For some people, a common reaction to conflict is to ignore that it even happened in the first place.  After all, if you don't draw attention to it, maybe no one noticed.  Our experience, however, suggests that if people have indeed been hurt by an exchange, they have not only noticed this exchange but they will also remember it for some time.  Moreover, they will bring this unresolved event into future interactions with this individual, allowing their own responses to be coloured by this earlier event.  Many conflicts that we see at Mediation Services began with simple mistakes that were ignored.  Over time, these smaller events have accumulated and developed into large and rather unwieldy conflicts over which the participants have lost control. 

To apologize following a conflict is particularly difficult given the level of vulnerablity involved.  Rather than understanding this vulnerability as a show of strength, we avoid giving an apology for fear of the weakness associated with  it.  The reality with conflict, however, is that although in the short run, it may be simpler to pretend that everything is okay, in the long run, avoidance destroys our relationships.  It is difficult to acknowledge our failures.  Rather than being an indicator of weakness, however, apologies are most often a show of strength.

Of course,  many conflicts arise from our own feeling of having first been wronged ourselves.  When we intentionally hurt others by speaking sharply, saying things that put others down, or doing something to irritate others it is often in a context of first feeling that we were wronged ourselves.  This can make it extremely difficult to apologize.  We struggle with separating our own response from the behaviour of the person we are in conflict with.   Nonetheless,  when we contribute to a conflict we choose to treat this individual badly and must take responsibility for this behaviour regardless of what this other individual has done.    

What makes an Apology Work?  

As a starting point, a good apology includes an expression of regret or remorse.  This statement can be as simple as saying "I'm sorry that I hurt you."   Dr.

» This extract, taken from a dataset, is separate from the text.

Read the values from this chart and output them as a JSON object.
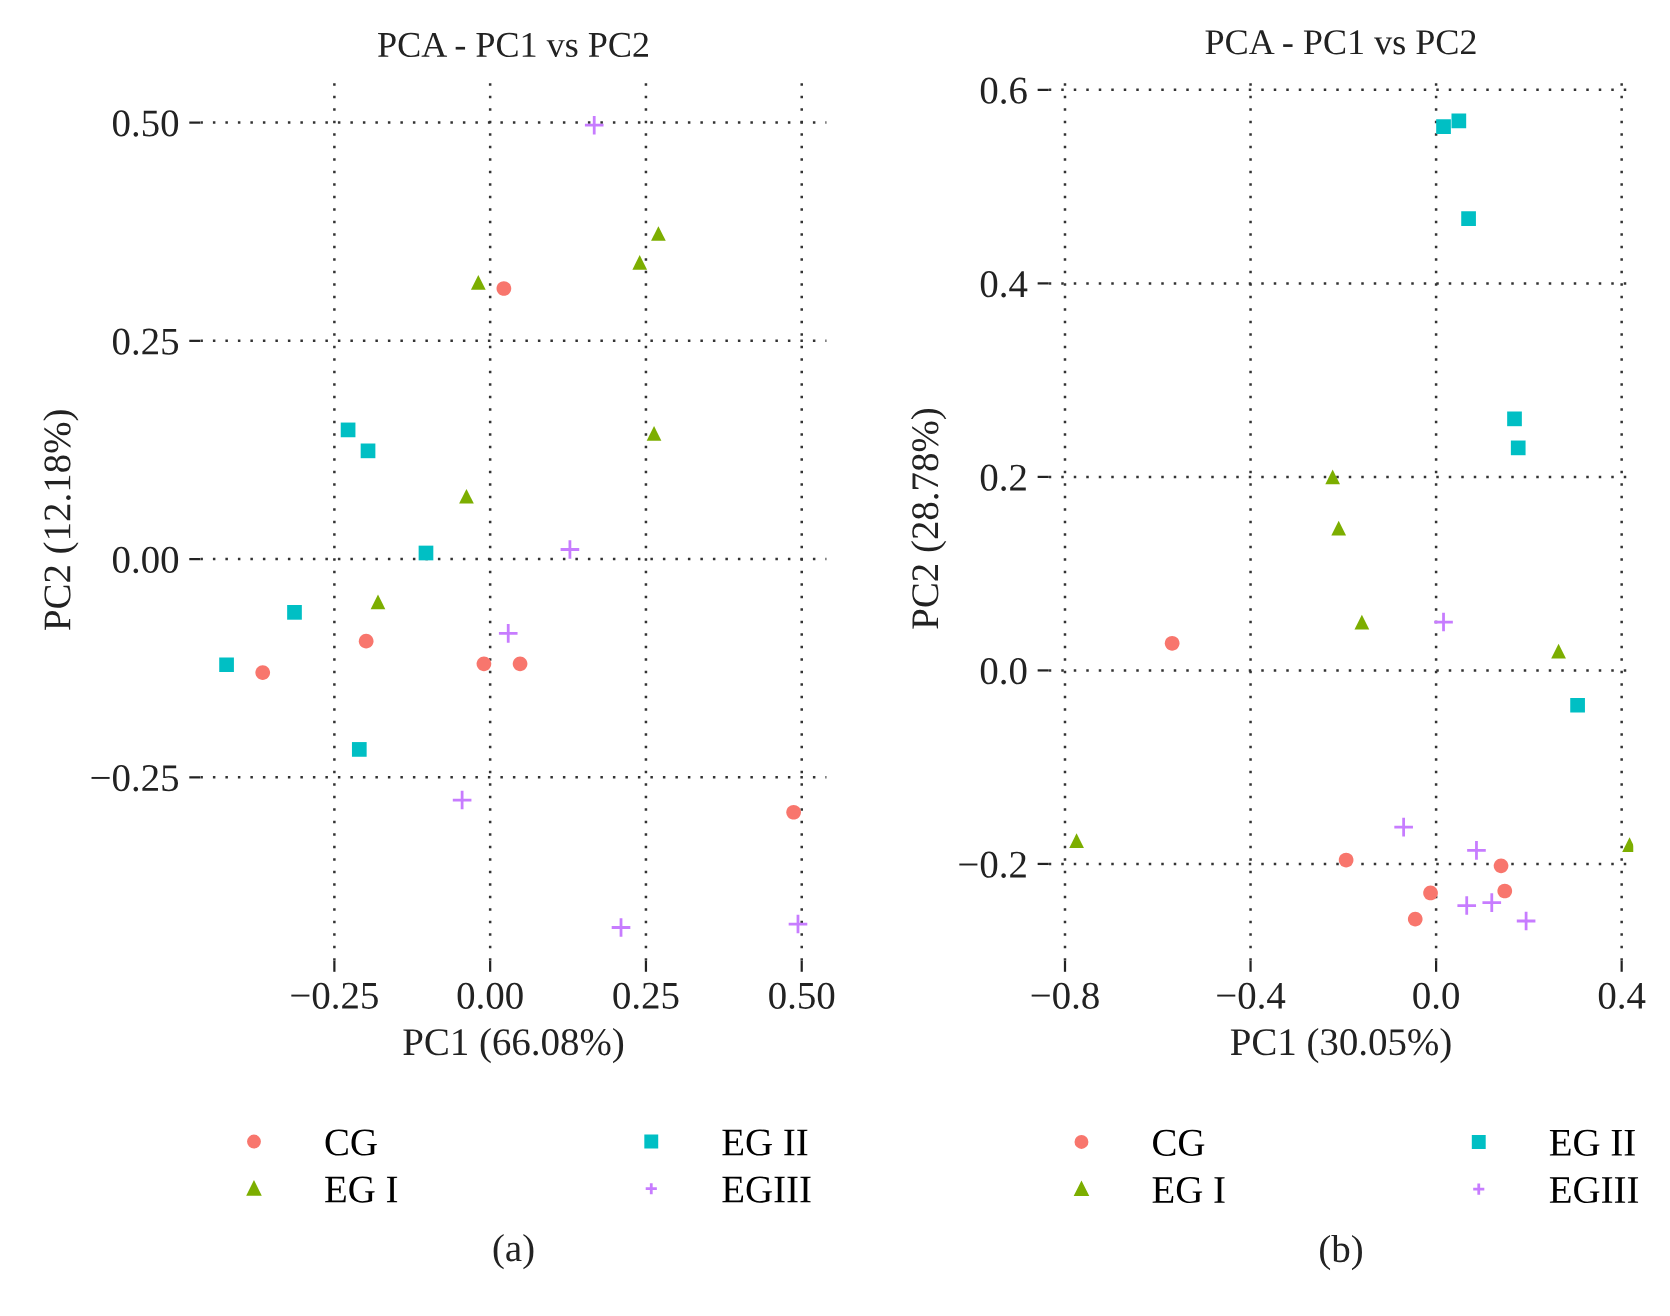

Aaron Lazare states, "A good apology also has to make you suffer.  You have to express genuine, soul-searching regret for your apology to be taken as sincere.  Unless you communicate guilt, anxiety, and shame, people are going to question the depth of your remorse.  The anxiety and sadness demonstrate that the potential loss of the relationship matters to you.  Guilt tells the offended person that you're distressed over hurting [them].  And shame communicates your disappointment with yourself over the incident."